NFL: Los Angeles Chargers at Pittsburgh Steelers Philip G. Pavely-USA TODAY Sports

Now I see what Joey Porter meant when he said Steelers quarterback Ben Roethlisberger abuses his power and uses it for him.

In all seriousness, in news that’s pretty minor except for the fact that I have a problem with it, Zach Gentry, a tight end the Steelers just selected in the fifth round of the 2019 NFL Draft, said recently that he was asked by Roethlisberger to not wear his college number—No. 83—as a Steeler. This request by Roethlisberger was made as a little ‘shout out’ to Heath Miller, a good friend of Roethlisberger’s and arguably the greatest tight end in Steelers history.

In fairness to Roethlisberger, I’ve had actual conversations with people—both on social media and in person—who think the Steelers should unofficially retire Miller’s old number because they hold him in such high regard.

I get that, but much like Roethlisberger, fans are thinking with a “now” mentality with regards to Miller. Sure, he was a great tight end, as his 592 career receptions clearly illustrate, but I’m not so sure Miller was even the greatest No. 83 in team history.

For my money, that would be receiver Louis Lipps, a childhood hero of mine who the Steelers drafted in the first round of the 1984 NFL Draft. Like with “Heeeeeeeeathhhhh!” the fans soon began screaming “Louuuuuuuuuu!” whenever Lipps made a great play. That started pretty much in the first game of his rookie season, a season in-which Lipps would be named the NFL Offensive Rookie of the Year. Lipps was also voted a two-time All-Pro and appeared in two Pro Bowls during his eight years in Pittsburgh.

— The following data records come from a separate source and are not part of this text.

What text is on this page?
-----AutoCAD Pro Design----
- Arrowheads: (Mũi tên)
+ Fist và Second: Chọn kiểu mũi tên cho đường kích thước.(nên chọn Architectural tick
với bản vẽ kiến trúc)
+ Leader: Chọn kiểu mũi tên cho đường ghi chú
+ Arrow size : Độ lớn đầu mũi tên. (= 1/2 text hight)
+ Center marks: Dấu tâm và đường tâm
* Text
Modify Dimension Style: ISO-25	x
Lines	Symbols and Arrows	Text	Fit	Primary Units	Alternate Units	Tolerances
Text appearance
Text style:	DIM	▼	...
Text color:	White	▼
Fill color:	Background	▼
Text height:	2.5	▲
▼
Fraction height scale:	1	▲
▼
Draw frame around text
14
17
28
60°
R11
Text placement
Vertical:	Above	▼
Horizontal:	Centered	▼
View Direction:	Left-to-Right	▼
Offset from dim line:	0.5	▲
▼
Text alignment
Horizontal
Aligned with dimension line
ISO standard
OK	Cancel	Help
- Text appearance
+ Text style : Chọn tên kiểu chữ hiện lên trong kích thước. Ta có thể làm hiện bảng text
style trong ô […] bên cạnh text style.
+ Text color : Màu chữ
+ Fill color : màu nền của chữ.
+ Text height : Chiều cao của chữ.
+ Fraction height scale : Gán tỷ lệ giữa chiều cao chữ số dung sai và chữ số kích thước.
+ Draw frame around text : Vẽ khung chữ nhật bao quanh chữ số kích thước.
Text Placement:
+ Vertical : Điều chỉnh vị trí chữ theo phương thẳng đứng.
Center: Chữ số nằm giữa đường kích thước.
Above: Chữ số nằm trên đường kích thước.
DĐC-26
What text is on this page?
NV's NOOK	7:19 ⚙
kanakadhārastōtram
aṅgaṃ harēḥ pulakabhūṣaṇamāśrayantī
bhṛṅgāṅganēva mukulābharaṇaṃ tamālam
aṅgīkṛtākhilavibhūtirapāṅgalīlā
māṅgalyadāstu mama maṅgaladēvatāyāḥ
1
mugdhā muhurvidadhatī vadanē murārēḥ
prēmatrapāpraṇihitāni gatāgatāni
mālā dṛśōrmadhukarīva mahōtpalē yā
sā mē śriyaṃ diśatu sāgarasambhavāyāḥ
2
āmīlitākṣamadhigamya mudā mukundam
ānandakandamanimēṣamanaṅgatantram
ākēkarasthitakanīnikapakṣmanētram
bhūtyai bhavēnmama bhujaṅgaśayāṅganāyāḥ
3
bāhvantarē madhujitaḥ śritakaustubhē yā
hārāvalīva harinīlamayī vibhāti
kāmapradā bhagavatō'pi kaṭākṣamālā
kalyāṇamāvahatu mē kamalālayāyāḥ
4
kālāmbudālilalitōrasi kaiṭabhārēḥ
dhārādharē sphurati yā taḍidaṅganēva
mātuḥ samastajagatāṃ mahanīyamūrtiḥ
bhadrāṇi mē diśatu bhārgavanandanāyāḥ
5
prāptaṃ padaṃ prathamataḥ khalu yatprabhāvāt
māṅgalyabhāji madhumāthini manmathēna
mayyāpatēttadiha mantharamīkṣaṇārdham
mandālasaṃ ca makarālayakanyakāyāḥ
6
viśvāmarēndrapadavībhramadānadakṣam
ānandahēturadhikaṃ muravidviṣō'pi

Lipps was a multi-faceted weapon who could score in a multitude of ways—including on special teams where he was an accomplished punt returner.

Lipps stat-line—358 receptions for 6018 yards—pales in comparison to Miller’s statistics (at least in receptions, anyway—Miller’s 592 receptions were slightly less efficient, as they led to 6,569 yards), but I think Lipps had a greater impact on the NFL during his prime years than Miller ever did.

No knock against Miller. I’m just being a fan. Same with Roethlisberger. Same with you.

A number of years ago, I wrote that Rod Woodson should have his No. 26 retired as a way to honor him as well as those great 1990s squads that came close several times but could never get over the hump and win a title.

Completely independent of those awesome Steelers teams, Woodson was an all-time great as a cornerback—we’re talking 75th Anniversary All-time Team and First ballot HOF great—and people were like, “Get out of here with that mess!”

Don’t forget, Le’Veon Bell, he of the 2,000 yards from scrimmage, was the No. 26 at the moment, a player fans actually embraced in those days.

So which Steelers players should have their numbers retired? At the moment, just two: Mean Joe Greene (No. 75) and Ernie Stautner (No. 70). Obviously, there are plenty of numbers that have been unofficially retired (you know them—no need for a list). Should Miller’s be one of them?

If you’re going to do that, you should tell David DeCastro to give up Alan Faneca’s No. 66.

While you’re at it, stop handing out No. 82 and No. 88 to any Tom, Dick or Harry that thinks he can catch a football.

Numbers, they mean something. But do they mean as much as the memories? Heath Miller gave us plenty of those, but let’s not go overboard with the reverence.

He was no Louis Lipps....says the 12-year old in me.